The Sugar-Sweetened Drinks tax applies to water and juice based drinks with an added sugar content of more than 5g per 100ml. Pure fruit juices are exempt from the tax, as are dairy products on the basis of their nutritional value.
There are two rates of tax: the lower rate of 20 cents (USD 24c) per litre applies to drinks with 5g-8g sugar per 100ml; and a rate of 30 cents (USD 36c) per litre applies to drinks with 8g or more of sugar per 100ml.
The rates correspond to the UK’s sugar tax (18p for the 5g-8g category and 24p for the 8g or more category).
Changing behaviour
The tax is estimated to yield around €40m ($48m) a year. However, the Irish government says it expects this figure to reduce over time as the industry reformulates and consumers turn to reduced sugar options.
One in four children in Ireland are overweight or obese.

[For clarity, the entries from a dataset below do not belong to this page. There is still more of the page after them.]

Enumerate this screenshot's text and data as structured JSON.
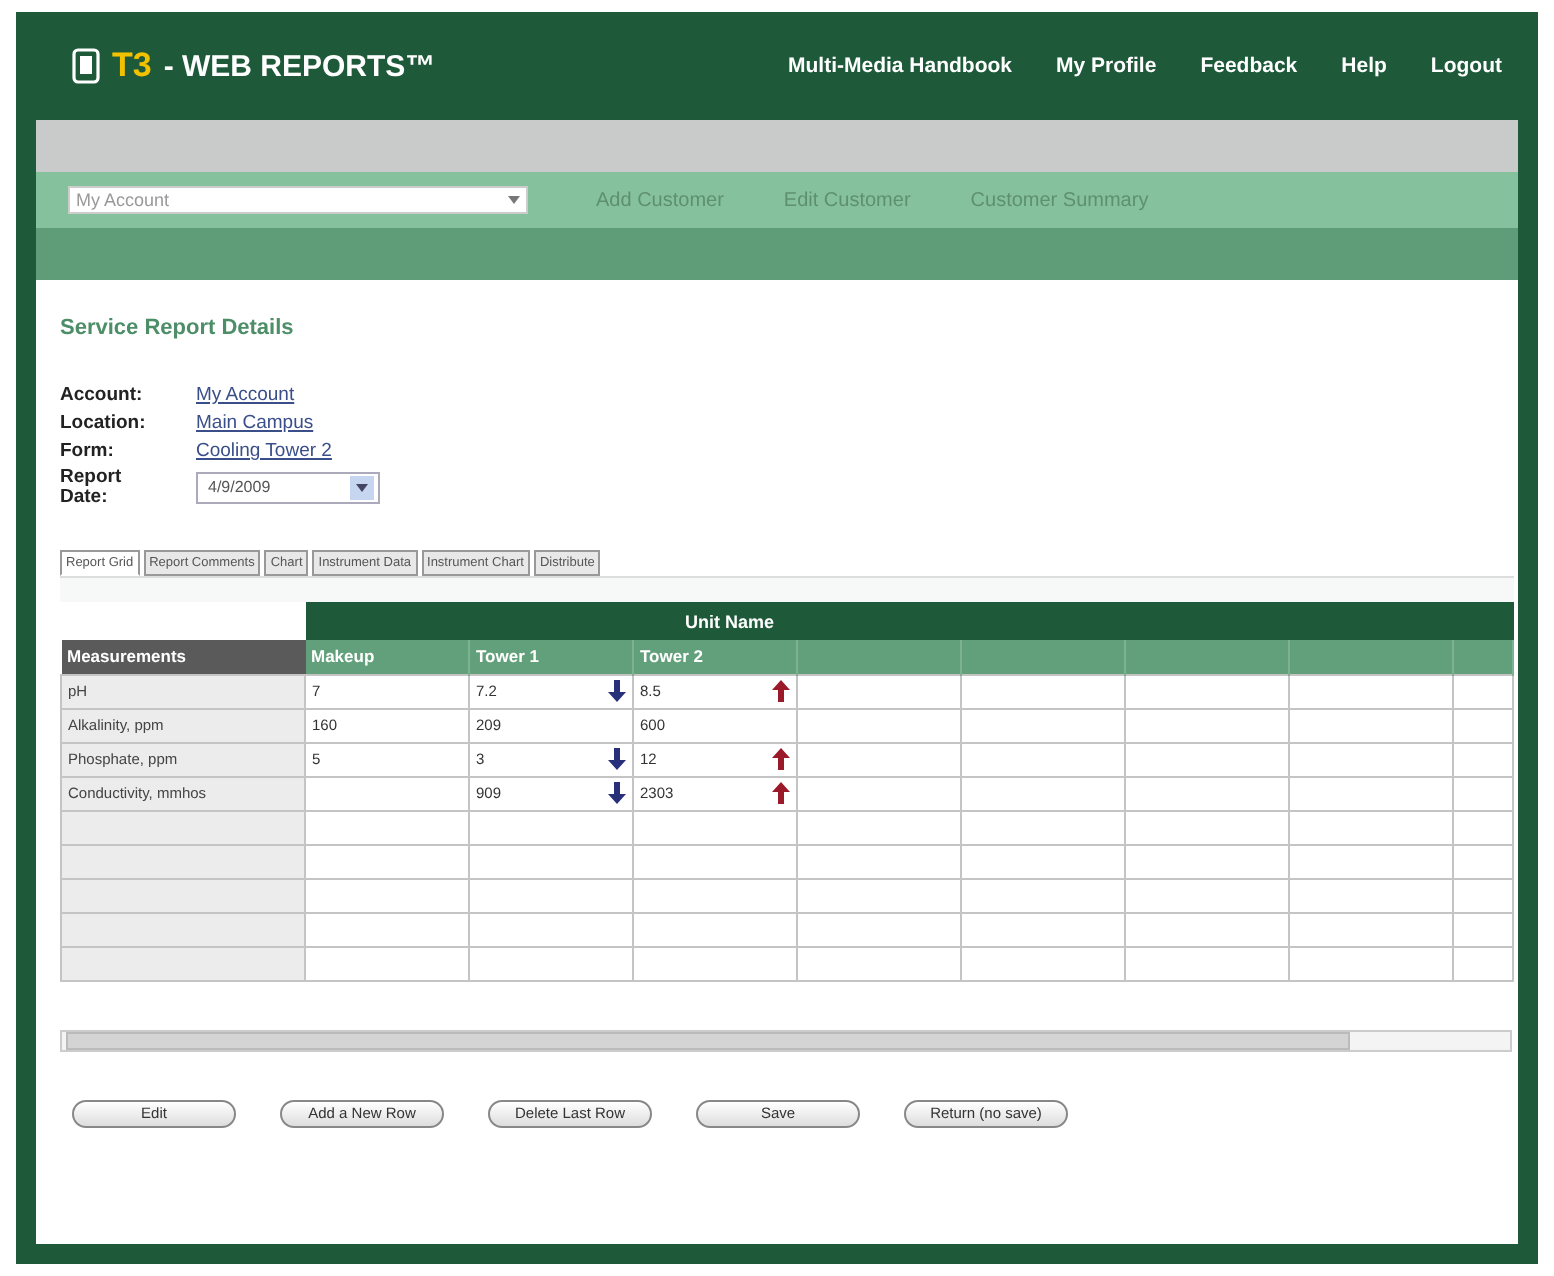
{
  "header": {
    "logo_mark": "T3",
    "logo_title": "- WEB REPORTS™",
    "nav": [
      "Multi-Media Handbook",
      "My Profile",
      "Feedback",
      "Help",
      "Logout"
    ]
  },
  "subnav": {
    "account_select": "My Account",
    "links": [
      "Add Customer",
      "Edit Customer",
      "Customer Summary"
    ]
  },
  "page_title": "Service Report Details",
  "details": [
    {
      "label": "Account:",
      "value": "My Account",
      "kind": "link"
    },
    {
      "label": "Location:",
      "value": "Main Campus",
      "kind": "link"
    },
    {
      "label": "Form:",
      "value": "Cooling Tower 2",
      "kind": "link"
    },
    {
      "label": "Report Date:",
      "value": "4/9/2009",
      "kind": "select"
    }
  ],
  "tabs": [
    {
      "label": "Report Grid",
      "selected": true
    },
    {
      "label": "Report Comments",
      "selected": false
    },
    {
      "label": "Chart",
      "selected": false
    },
    {
      "label": "Instrument Data",
      "selected": false
    },
    {
      "label": "Instrument Chart",
      "selected": false
    },
    {
      "label": "Distribute",
      "selected": false
    }
  ],
  "grid": {
    "group_heading": "Unit Name",
    "row_heading": "Measurements",
    "columns": [
      "Makeup",
      "Tower 1",
      "Tower 2"
    ],
    "rows": [
      {
        "measurement": "pH",
        "cells": [
          {
            "text": "7"
          },
          {
            "text": "7.2",
            "trend_up": false
          },
          {
            "text": "8.5",
            "trend_up": true
          }
        ]
      },
      {
        "measurement": "Alkalinity, ppm",
        "cells": [
          {
            "text": "160"
          },
          {
            "text": "209"
          },
          {
            "text": "600"
          }
        ]
      },
      {
        "measurement": "Phosphate, ppm",
        "cells": [
          {
            "text": "5"
          },
          {
            "text": "3",
            "trend_up": false
          },
          {
            "text": "12",
            "trend_up": true
          }
        ]
      },
      {
        "measurement": "Conductivity, mmhos",
        "cells": [
          {},
          {
            "text": "909",
            "trend_up": false
          },
          {
            "text": "2303",
            "trend_up": true
          }
        ]
      }
    ]
  },
  "buttons": [
    "Edit",
    "Add a New Row",
    "Delete Last Row",
    "Save",
    "Return (no save)"
  ]
}
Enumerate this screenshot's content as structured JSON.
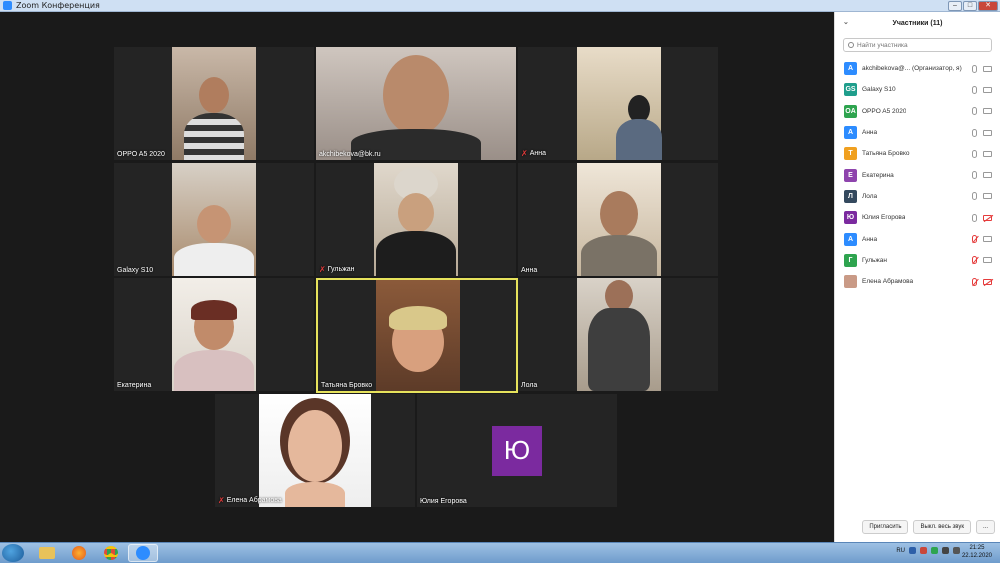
{
  "window": {
    "title": "Zoom Конференция"
  },
  "tiles": [
    {
      "name": "OPPO A5 2020",
      "muted": false
    },
    {
      "name": "akchibekova@bk.ru",
      "muted": false
    },
    {
      "name": "Анна",
      "muted": true
    },
    {
      "name": "Galaxy S10",
      "muted": false
    },
    {
      "name": "Гульжан",
      "muted": true
    },
    {
      "name": "Анна",
      "muted": false
    },
    {
      "name": "Екатерина",
      "muted": false
    },
    {
      "name": "Татьяна Бровко",
      "muted": false
    },
    {
      "name": "Лола",
      "muted": false
    },
    {
      "name": "Елена Абрамова",
      "muted": true
    },
    {
      "name": "Юлия Егорова",
      "muted": false,
      "avatar_letter": "Ю"
    }
  ],
  "sidebar": {
    "title": "Участники (11)",
    "search_placeholder": "Найти участника",
    "participants": [
      {
        "initials": "A",
        "name": "akchibekova@... (Организатор, я)",
        "color": "#2d8cff",
        "mic": "on",
        "cam": "on"
      },
      {
        "initials": "GS",
        "name": "Galaxy S10",
        "color": "#1f9e8c",
        "mic": "on",
        "cam": "on"
      },
      {
        "initials": "OA",
        "name": "OPPO A5 2020",
        "color": "#2ea44f",
        "mic": "on",
        "cam": "on"
      },
      {
        "initials": "А",
        "name": "Анна",
        "color": "#2d8cff",
        "mic": "on",
        "cam": "on"
      },
      {
        "initials": "Т",
        "name": "Татьяна Бровко",
        "color": "#f0a020",
        "mic": "on",
        "cam": "on"
      },
      {
        "initials": "Е",
        "name": "Екатерина",
        "color": "#8e44ad",
        "mic": "on",
        "cam": "on"
      },
      {
        "initials": "Л",
        "name": "Лола",
        "color": "#34495e",
        "mic": "on",
        "cam": "on"
      },
      {
        "initials": "Ю",
        "name": "Юлия Егорова",
        "color": "#7b2a9f",
        "mic": "on",
        "cam": "off"
      },
      {
        "initials": "А",
        "name": "Анна",
        "color": "#2d8cff",
        "mic": "muted",
        "cam": "on"
      },
      {
        "initials": "Г",
        "name": "Гульжан",
        "color": "#2ea44f",
        "mic": "muted",
        "cam": "on"
      },
      {
        "initials": "",
        "name": "Елена Абрамова",
        "color": "#c99a86",
        "mic": "muted",
        "cam": "off"
      }
    ],
    "invite_label": "Пригласить",
    "mute_all_label": "Выкл. весь звук",
    "more_label": "..."
  },
  "taskbar": {
    "language": "RU",
    "time": "21:25",
    "date": "22.12.2020"
  }
}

Paschal Donohoe, Minister for Finance and Public Expenditure and Reform, said: “The sugar-sweetened drinks tax is an important signal to industry to reformulate their products to reduce the sugar content offered to consumers. From the consumer perspective, the imposition of a financial barrier on sugar-sweetened drinks will result in reduced consumption by incentivising individuals to opt for healthier drinks.”
The tax had originally been due to come into effect on April 6, coinciding with the introduction of the UK’s sugar tax, but had been put back to ensure the levy would not infringe EU state aid law, a process which is now complete.
Full details on Ireland’s sugar tax can be found here.
The UK and South Africa have also recently introduced sugar taxes.